The biggest insight to take away is actually about data. Moshi’s full-duplex capability is credited in the paper to fine-tuning on Fisher English Training Speech (roughly 2,000 hours of two-channel telephone conversations published by the Linguistic Data Consortium in 2004 and 2005). Pretraining was roughly 7 million hours of web audio diarized into simulated two channels. Instruction fine-tuning was roughly 20,000 hours of synthetic audio from Kyutai TTS (itself trained on 170 hours of real two-channel recordings). The world’s most famous open full-duplex model could not have been built without a twenty-year-old paid LDC dataset. The bottleneck was not compute, and it was not architecture. It was the supply of two-channel dyadic audio.
Three signals to watch over the next five years.
First, whether a permissively licensed two-channel dyadic dataset in the 100,000 to 500,000 hour band appears. STS series Article 06 identifies that band as the foundation threshold. As of April 2026, two companies are visible on the record: David.ai and Fullduplex.ai. Fullduplex.ai’s February 2026 dataset release reached #3 on Hugging Face’s trending datasets, the first demand signal at that scale from the full-duplex data layer.

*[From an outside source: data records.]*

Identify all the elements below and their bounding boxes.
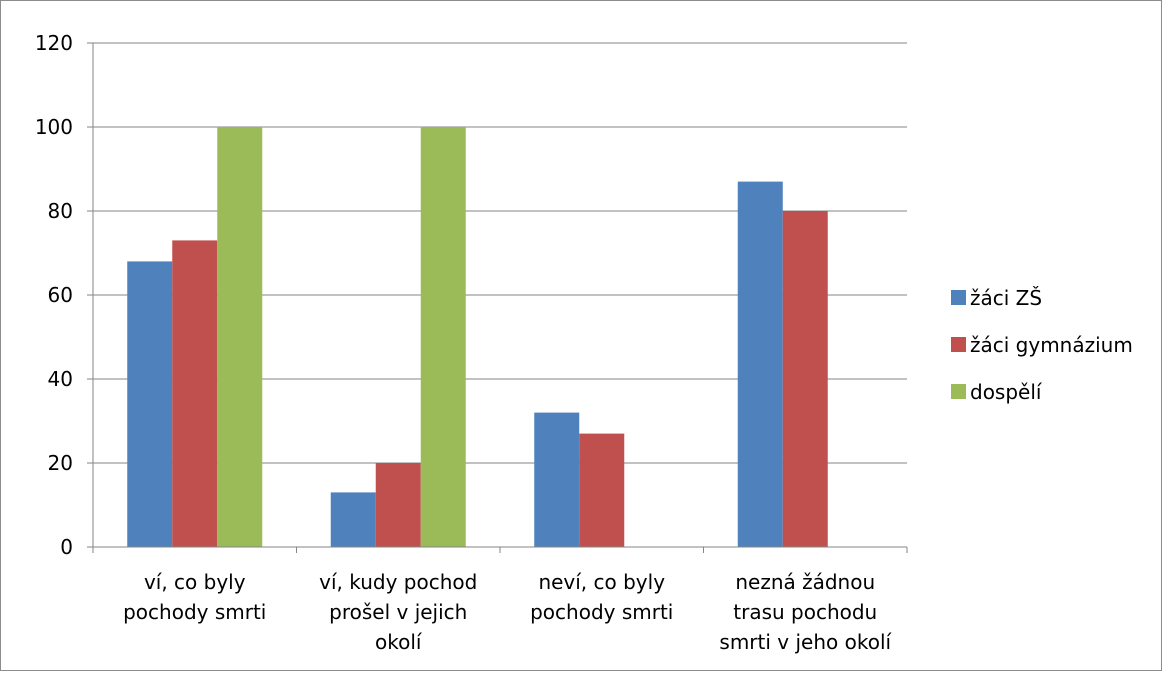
x-category-label: ví, co byly (144, 570, 246, 594)
bar (127, 261, 173, 547)
y-tick-labels: 0 20 40 60 80 100 120 (35, 31, 73, 559)
legend-swatch (951, 290, 966, 305)
bar (217, 127, 263, 547)
bar (737, 181, 783, 547)
x-category-label: ví, kudy pochod (319, 570, 477, 594)
bar (534, 412, 580, 547)
legend-swatch (951, 384, 966, 399)
x-category-label: pochody smrti (123, 600, 266, 624)
axes (87, 42, 908, 553)
x-category-label: okolí (375, 630, 423, 654)
bar (330, 492, 376, 547)
bar (782, 211, 828, 547)
y-tick-label: 60 (48, 283, 73, 307)
y-tick-label: 0 (60, 535, 73, 559)
bar (375, 463, 421, 547)
x-category-label: trasu pochodu (733, 600, 877, 624)
legend-label: žáci gymnázium (970, 333, 1133, 357)
bar (172, 240, 218, 547)
bar (579, 433, 625, 547)
bar (420, 127, 466, 547)
y-tick-label: 20 (48, 451, 73, 475)
x-category-label: neví, co byly (538, 570, 665, 594)
x-category-label: smrti v jeho okolí (719, 630, 892, 654)
legend-label: žáci ZŠ (970, 286, 1042, 310)
y-tick-label: 100 (35, 115, 73, 139)
y-tick-label: 80 (48, 199, 73, 223)
x-category-label: nezná žádnou (735, 570, 875, 594)
bars (127, 127, 828, 547)
y-tick-label: 120 (35, 31, 73, 55)
x-category-labels: ví, co byly pochody smrti ví, kudy pochod p… (123, 570, 892, 654)
legend-label: dospělí (970, 380, 1043, 404)
x-category-label: pochody smrti (530, 600, 673, 624)
legend-swatch (951, 337, 966, 352)
y-tick-label: 40 (48, 367, 73, 391)
x-category-label: prošel v jejich (329, 600, 467, 624)
legend: žáci ZŠ žáci gymnázium dospělí (951, 286, 1133, 404)
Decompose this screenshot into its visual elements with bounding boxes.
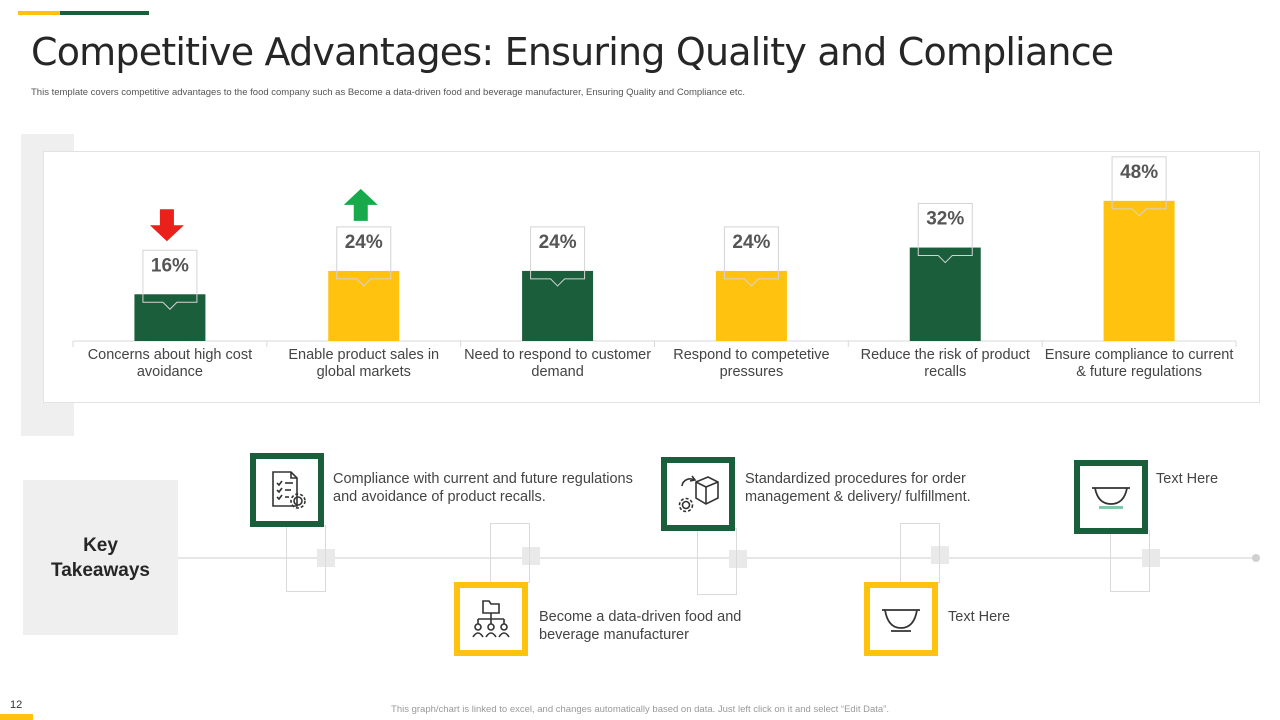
takeaway-icon-box-2 <box>454 582 528 656</box>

Second, whether a multilingual live-examiner benchmark for full-duplex STS in Japanese, Korean, and other languages appears. A public evaluation infrastructure that would let Moshi be honestly compared against Step-Audio-R1.1 or Gemini 3.1 Flash Live on non-English dialogue does not exist as of April 2026.
Third, whether the Kyutai endowment model produces more spin-offs on the Gradium pattern. The first raised $70M. Whether a second appears is the real test of whether the decade-horizon open-research endowment is a repeatable institutional template or a single experiment.
Kyutai’s founding wager was that ten years of cover for a small senior team produces open research infrastructure that outlasts startup cycles. The 2026 evidence (seven industry-firsts in eighteen months, an architecture shaping the open landscape, a consent-first audio project at a scale commercial services have not matched, the first Bell-Labs-pattern spin-off) is consistent with that wager paying off.